VIVO is an open source semantic web application originally developed and implemented at Cornell. When installed and populated with researcher interests, activities, and accomplishments, it enables the discovery of research and scholarship across disciplines at that institution and beyond. VIVO supports browsing and a search function which returns faceted results for rapid retrieval of desired information. Content in any local VIVO installation may be maintained manually,  brought into VIVO in automated ways from local systems of record, such as HR, grants, course, and faculty activity databases, or from database providers such as publication aggregators and funding agencies.

via About | VIVO.

Developed for use in the scientific research community, VIVO may have some interesting applications in the legal scholarship world. With enough community participation the VIVO platform would allow legal scholars to locate those with like interests to further collaborative efforts. It could also contribute to the identification of trends in legal scholarship and research.

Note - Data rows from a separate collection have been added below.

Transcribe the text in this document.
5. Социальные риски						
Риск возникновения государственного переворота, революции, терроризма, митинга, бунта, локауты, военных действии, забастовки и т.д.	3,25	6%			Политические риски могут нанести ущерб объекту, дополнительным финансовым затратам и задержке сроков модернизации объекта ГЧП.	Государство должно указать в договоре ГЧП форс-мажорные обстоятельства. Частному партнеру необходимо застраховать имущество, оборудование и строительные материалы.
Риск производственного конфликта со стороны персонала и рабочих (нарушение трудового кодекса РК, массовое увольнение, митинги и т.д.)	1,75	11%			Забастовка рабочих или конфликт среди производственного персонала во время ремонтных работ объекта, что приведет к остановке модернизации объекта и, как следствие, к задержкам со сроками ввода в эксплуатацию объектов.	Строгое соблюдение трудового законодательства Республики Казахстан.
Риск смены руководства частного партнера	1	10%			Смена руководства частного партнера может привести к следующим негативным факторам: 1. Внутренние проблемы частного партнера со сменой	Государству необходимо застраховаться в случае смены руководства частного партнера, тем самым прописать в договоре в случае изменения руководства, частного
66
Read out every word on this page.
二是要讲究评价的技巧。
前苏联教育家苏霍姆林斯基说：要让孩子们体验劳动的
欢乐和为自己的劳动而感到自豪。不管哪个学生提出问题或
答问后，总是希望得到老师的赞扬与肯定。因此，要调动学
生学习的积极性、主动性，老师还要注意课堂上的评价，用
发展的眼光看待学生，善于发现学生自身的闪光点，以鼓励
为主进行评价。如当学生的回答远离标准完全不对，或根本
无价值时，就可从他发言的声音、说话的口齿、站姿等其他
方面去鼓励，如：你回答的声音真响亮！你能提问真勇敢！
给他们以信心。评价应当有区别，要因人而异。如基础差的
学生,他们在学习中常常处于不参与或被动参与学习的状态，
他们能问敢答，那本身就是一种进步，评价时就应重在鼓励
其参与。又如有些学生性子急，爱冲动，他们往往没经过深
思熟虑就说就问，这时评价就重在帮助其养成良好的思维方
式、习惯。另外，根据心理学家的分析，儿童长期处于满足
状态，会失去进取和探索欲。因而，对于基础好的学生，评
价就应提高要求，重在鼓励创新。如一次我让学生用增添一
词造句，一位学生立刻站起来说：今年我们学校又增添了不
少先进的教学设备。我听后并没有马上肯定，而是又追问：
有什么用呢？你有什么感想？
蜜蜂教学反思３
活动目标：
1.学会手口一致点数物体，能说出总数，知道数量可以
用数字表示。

The real question is whether or not law schools are prepared to make the necessary contributions. At the moment the beta version of the cross institutional VIVO search includes information from the law schools at three of the participating universities: Cornell, Indiana, and U of Florida. A search for “administrative law” returns 81 results, mostly from the 3 law schools.snapshot20130815-01

VIVO is worth keeping an eye as it grows. If it reaches its potential perhaps it will foster more collaboration in legal academia.